Despite the media scare stories there is still reason to be fairly optimistic in the week before the 1992 Election. No-one thinks that the charismatic Liberal Democrat leader Paddy Ashdown will support the Conservatives in the event of a hung parliament. Then the Conservative press notches up a gear. There are so many scare stories that Labour's press team can't keep up with the rebuttals. These are centred around taxes, with trades union horror stories also thrown in. The media also subjects Neil Kinnock to some severe personal abuse, which has not seen since Michael Foot's 1983 campaign.
John Major proves a tougher character than many had realised. Slightly weak in demeanour compared to the rugby-obsessed Kinnock, he nonetheless proves to be an effective campaigner on the streets, using a soapbox and loudhailer. Labour fail to convince. In fact some of the policy changes may be counter-productive, as Neil Kinnock looks like a man desperate to win at any price. The focus upon electoral reform in the final week of campaigning looks like a grave mistake, maybe convincing weaker Liberal voters to return to the Conservatives.
The final result is an appalling shock. Labour only achieves a 2% swing, and a massive 14 million people vote Conservative, the highest total vote for a UK party ever. The strategy of attacking the marginals partly works, as the Conservative majority is cut to 21. Anti-Tory tactical voting also robs the Conservatives of some seats.
On the morning of 10th April 1992 Neil Kinnock sombrely announces his resignation.
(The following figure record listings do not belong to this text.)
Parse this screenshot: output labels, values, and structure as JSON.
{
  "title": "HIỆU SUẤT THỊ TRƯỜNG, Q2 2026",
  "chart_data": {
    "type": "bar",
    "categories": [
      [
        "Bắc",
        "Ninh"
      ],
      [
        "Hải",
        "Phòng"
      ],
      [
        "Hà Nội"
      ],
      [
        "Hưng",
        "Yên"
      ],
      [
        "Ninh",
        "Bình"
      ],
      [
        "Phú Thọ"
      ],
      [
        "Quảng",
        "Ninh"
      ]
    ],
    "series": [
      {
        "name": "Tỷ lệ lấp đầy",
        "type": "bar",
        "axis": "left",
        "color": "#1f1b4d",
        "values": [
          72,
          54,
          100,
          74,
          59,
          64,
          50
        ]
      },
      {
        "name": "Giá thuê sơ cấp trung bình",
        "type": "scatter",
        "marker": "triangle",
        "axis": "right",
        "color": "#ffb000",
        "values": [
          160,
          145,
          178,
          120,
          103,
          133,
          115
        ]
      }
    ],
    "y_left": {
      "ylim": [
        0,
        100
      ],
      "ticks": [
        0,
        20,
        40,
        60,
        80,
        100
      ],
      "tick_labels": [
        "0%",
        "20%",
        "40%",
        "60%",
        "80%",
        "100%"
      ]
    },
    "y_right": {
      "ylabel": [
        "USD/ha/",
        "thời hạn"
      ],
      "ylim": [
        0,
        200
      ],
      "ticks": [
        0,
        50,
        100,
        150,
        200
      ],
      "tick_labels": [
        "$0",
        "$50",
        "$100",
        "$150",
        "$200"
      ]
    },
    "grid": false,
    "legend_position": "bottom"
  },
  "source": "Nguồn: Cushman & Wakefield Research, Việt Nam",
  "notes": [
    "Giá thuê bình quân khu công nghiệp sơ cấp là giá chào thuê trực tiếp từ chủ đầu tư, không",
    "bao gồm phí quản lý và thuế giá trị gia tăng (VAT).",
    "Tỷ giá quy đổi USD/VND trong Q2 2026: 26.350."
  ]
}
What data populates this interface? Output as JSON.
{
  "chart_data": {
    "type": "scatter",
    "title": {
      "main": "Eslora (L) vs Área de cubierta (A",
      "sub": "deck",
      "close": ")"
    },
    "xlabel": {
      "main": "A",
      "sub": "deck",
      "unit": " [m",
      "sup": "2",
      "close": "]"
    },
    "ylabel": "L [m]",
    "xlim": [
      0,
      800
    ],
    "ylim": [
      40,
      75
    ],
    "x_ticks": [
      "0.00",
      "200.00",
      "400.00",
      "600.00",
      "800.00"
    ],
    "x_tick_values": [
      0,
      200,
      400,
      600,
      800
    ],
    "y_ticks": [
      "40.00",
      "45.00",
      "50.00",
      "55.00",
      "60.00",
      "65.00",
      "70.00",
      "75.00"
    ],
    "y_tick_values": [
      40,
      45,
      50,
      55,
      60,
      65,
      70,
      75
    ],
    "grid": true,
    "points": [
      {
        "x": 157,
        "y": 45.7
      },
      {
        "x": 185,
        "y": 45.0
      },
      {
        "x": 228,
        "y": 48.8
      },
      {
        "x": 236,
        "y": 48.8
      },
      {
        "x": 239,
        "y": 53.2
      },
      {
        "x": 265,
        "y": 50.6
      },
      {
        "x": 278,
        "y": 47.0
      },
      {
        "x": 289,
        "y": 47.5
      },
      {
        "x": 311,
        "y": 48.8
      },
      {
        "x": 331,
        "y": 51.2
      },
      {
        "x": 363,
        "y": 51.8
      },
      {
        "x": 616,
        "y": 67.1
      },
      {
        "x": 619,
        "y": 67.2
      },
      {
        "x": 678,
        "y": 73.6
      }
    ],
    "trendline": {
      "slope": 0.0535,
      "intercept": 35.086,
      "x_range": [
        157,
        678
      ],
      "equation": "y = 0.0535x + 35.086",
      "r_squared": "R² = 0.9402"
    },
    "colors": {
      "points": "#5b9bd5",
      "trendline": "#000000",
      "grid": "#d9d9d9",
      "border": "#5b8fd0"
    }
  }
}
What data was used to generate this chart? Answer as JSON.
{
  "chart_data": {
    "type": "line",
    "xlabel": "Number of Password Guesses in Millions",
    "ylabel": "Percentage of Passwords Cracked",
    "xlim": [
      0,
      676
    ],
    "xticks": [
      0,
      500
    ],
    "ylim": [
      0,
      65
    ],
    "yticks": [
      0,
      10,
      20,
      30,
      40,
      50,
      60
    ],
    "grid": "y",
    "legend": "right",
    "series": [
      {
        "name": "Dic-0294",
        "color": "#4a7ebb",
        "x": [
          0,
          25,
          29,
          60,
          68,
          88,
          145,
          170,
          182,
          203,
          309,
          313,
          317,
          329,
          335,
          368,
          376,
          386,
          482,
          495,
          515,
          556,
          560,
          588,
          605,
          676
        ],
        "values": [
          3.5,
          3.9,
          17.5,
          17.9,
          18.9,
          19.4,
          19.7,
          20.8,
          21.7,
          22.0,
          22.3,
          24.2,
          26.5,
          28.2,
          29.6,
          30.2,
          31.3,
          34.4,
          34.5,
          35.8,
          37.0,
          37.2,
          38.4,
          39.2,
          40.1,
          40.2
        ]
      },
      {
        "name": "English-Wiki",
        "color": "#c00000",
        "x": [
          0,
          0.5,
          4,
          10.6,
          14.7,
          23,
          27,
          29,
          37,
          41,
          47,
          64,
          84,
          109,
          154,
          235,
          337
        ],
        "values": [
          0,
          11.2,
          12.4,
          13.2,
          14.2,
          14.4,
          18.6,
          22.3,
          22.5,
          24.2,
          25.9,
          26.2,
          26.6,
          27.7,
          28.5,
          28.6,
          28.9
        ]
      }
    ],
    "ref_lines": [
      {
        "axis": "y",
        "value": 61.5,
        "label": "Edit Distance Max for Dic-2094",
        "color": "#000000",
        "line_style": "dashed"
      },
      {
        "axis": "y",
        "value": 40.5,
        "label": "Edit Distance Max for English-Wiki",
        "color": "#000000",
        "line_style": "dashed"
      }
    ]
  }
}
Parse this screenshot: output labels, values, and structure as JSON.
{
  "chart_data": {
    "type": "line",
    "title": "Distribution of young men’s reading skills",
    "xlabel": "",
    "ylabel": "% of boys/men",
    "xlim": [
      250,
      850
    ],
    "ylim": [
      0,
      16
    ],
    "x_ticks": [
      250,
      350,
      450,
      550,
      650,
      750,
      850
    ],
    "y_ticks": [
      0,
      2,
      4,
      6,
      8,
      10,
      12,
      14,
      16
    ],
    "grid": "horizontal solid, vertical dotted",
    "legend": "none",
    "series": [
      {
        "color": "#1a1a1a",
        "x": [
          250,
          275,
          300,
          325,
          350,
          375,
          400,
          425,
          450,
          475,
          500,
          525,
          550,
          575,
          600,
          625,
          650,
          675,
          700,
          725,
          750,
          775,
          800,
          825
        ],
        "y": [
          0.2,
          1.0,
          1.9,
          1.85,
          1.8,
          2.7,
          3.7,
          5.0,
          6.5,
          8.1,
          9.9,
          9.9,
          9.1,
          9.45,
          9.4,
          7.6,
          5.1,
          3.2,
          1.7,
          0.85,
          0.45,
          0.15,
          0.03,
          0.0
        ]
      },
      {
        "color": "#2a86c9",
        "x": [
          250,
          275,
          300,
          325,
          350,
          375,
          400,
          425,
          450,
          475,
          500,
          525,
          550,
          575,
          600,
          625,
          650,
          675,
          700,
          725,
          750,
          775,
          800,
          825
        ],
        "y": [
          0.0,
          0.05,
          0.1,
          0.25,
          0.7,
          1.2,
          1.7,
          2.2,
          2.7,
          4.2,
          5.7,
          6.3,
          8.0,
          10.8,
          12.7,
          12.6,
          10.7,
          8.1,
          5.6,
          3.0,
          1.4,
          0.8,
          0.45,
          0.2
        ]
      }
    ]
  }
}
The mood in the Labour Party is funereal. After all the battles and changes in the name of electability, it seems that nothing could unseat the Conservatives. Kinnock leaves behind a fairly centrist, European-style social democratic party, with an increasingly middle-class membership. Despite fighting the election on the "centre-ground" the Tories promptly embark upon a series of reforms and changes that spread Thatcherism even further into the national life of Britain. The NEDC, the last corporatist remnant of the 1970s, where unions discuss issues with the CBI and government, is immediately abolished.